If it is true that one must be "sick" for religion to really matter, as Kierkegaard said, I at least took consolation from the company I kept. I thought of Abraham, Isaac, and Jacob, the patriarchs Jews name in their prayer and many other times. Abraham - a man who felt himself called to leave everything that he loved and go to an unknown place. Isaac - who witnessed his father try to kill him and, the Midrash says, was left mute as a result. Jacob, my own namesake and model, who tried so hard to stop his brother from beating him out of the womb, who stayed home cooking while his brother went out and hunted, who was the wimp who had to cheat and deceive his way into stealing (or earning?) his birthright. These forefathers were men in intense pain, "Adam 2" in Rabbi Soloveitchik's term: people who had wounds that created space for compassion, love, and God to flow in.

Jacob becomes Isra-el. He wrestles with God, as I do. And Jews say twice a day: Listen, Israel, listen: God, the Presence (Y-H-V-H, the only way to say "Is" in Hebrew), our god, to whom we submit even as we wrestle, is One. All of being, all of now – not the yesterdays or tomorrow in our imagination, but the real now in front of us – is one with you, because there is no you, only the One. The Torah doesn't say that Jacob won the wrestling match, by the way.

I can understand my pain as teaching me the compassion I need to better divest myself of egocentricity and help, as I can, to ease the suffering of others. I can see the demons as angels, and bring all of myself, with all of my history, to every moment of experience, not losing myself like on a good drug trip, but engaging myself, sublimating myself, recognizing that these bits I call ‘myself' are not really a self, but are only expressions of the presence. Mostly, I know that I am not positing any ontological structure, any pearly gates or old men in the sky, and that the world I experience is not different in that way from the world of someone who calls herself an "atheist." But none of this understanding can convincingly quiet doubt.
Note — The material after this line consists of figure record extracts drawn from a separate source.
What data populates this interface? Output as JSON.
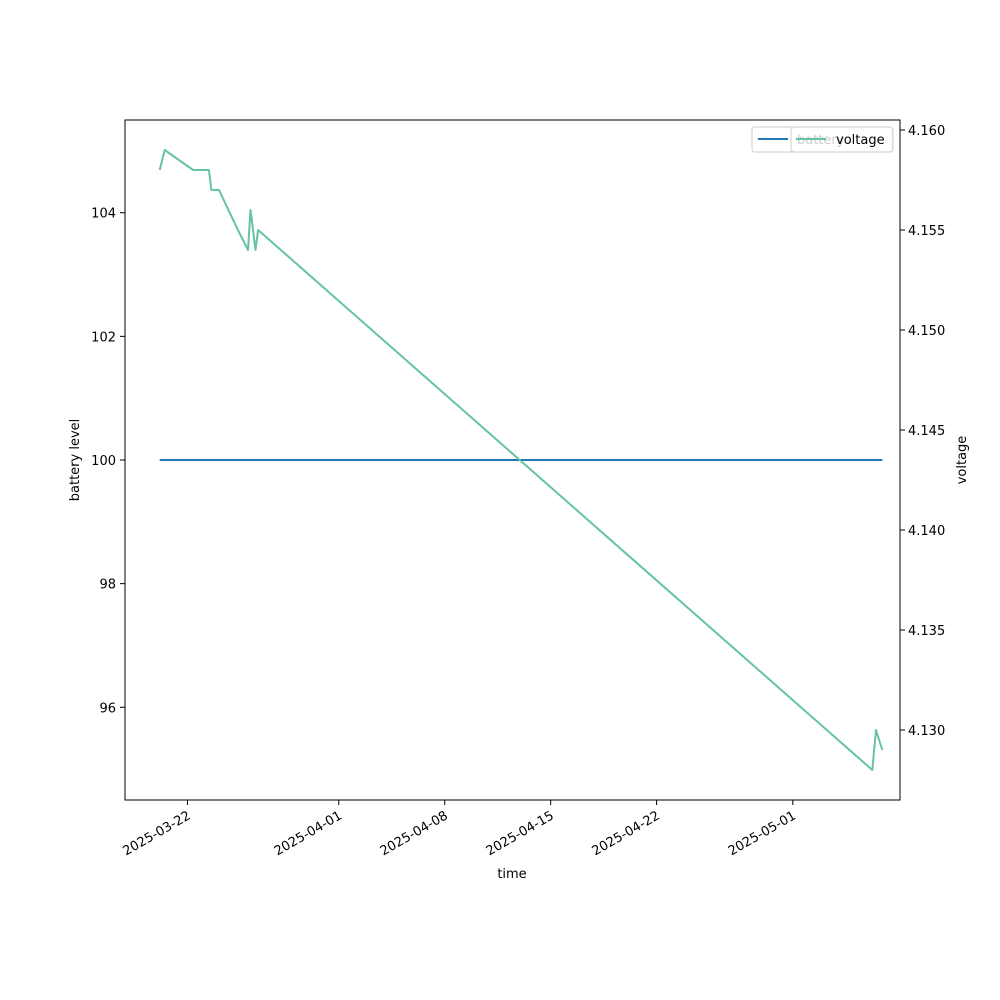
{
  "chart_data": {
    "type": "line",
    "xlabel": "time",
    "ylabel_left": "battery level",
    "ylabel_right": "voltage",
    "x_tick_labels": [
      "2025-03-22",
      "2025-04-01",
      "2025-04-08",
      "2025-04-15",
      "2025-04-22",
      "2025-05-01"
    ],
    "y_left_ticks": [
      96,
      98,
      100,
      102,
      104
    ],
    "y_left_lim": [
      94.5,
      105.5
    ],
    "y_right_ticks": [
      4.13,
      4.135,
      4.14,
      4.145,
      4.15,
      4.155,
      4.16
    ],
    "y_right_tick_labels": [
      "4.130",
      "4.135",
      "4.140",
      "4.145",
      "4.150",
      "4.155",
      "4.160"
    ],
    "y_right_lim": [
      4.1265,
      4.1605
    ],
    "x_lim": [
      "2025-03-17 21:00",
      "2025-05-08 02:00"
    ],
    "grid": false,
    "legend_placement": "upper-right (two overlapping legends)",
    "series": [
      {
        "name": "battery",
        "axis": "left",
        "color": "#1f77b4",
        "x": [
          "2025-03-20 04:00",
          "2025-05-06 22:00"
        ],
        "y": [
          100,
          100
        ]
      },
      {
        "name": "voltage",
        "axis": "right",
        "color": "#66c2a5",
        "x": [
          "2025-03-20 04:00",
          "2025-03-20 12:00",
          "2025-03-22 09:00",
          "2025-03-23 10:00",
          "2025-03-23 14:00",
          "2025-03-24 02:00",
          "2025-03-25 08:00",
          "2025-03-26 00:00",
          "2025-03-26 04:00",
          "2025-03-26 12:00",
          "2025-03-26 16:00",
          "2025-05-06 06:00",
          "2025-05-06 12:00",
          "2025-05-06 22:00"
        ],
        "y": [
          4.158,
          4.159,
          4.158,
          4.158,
          4.157,
          4.157,
          4.155,
          4.154,
          4.156,
          4.154,
          4.155,
          4.128,
          4.13,
          4.129
        ]
      }
    ],
    "legend_left": [
      "battery"
    ],
    "legend_right": [
      "voltage"
    ]
  }
}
At least I am comforted by knowing I have no answers.

Ultimately, the only path forward may be for me to trust the yearning and surrender to it. Let the practices work. (They do work.) Be here now. Surrender the criticism and doubt, allow myself to feel faith. I have no answer other than my own awareness to point to the reality, rather than fantasy, of being. I can point only to the beauty of lightning bugs in fog, or the coincidences, or the complexity of a single mosquito. I can only gesture, and be silent in the all that I know is true.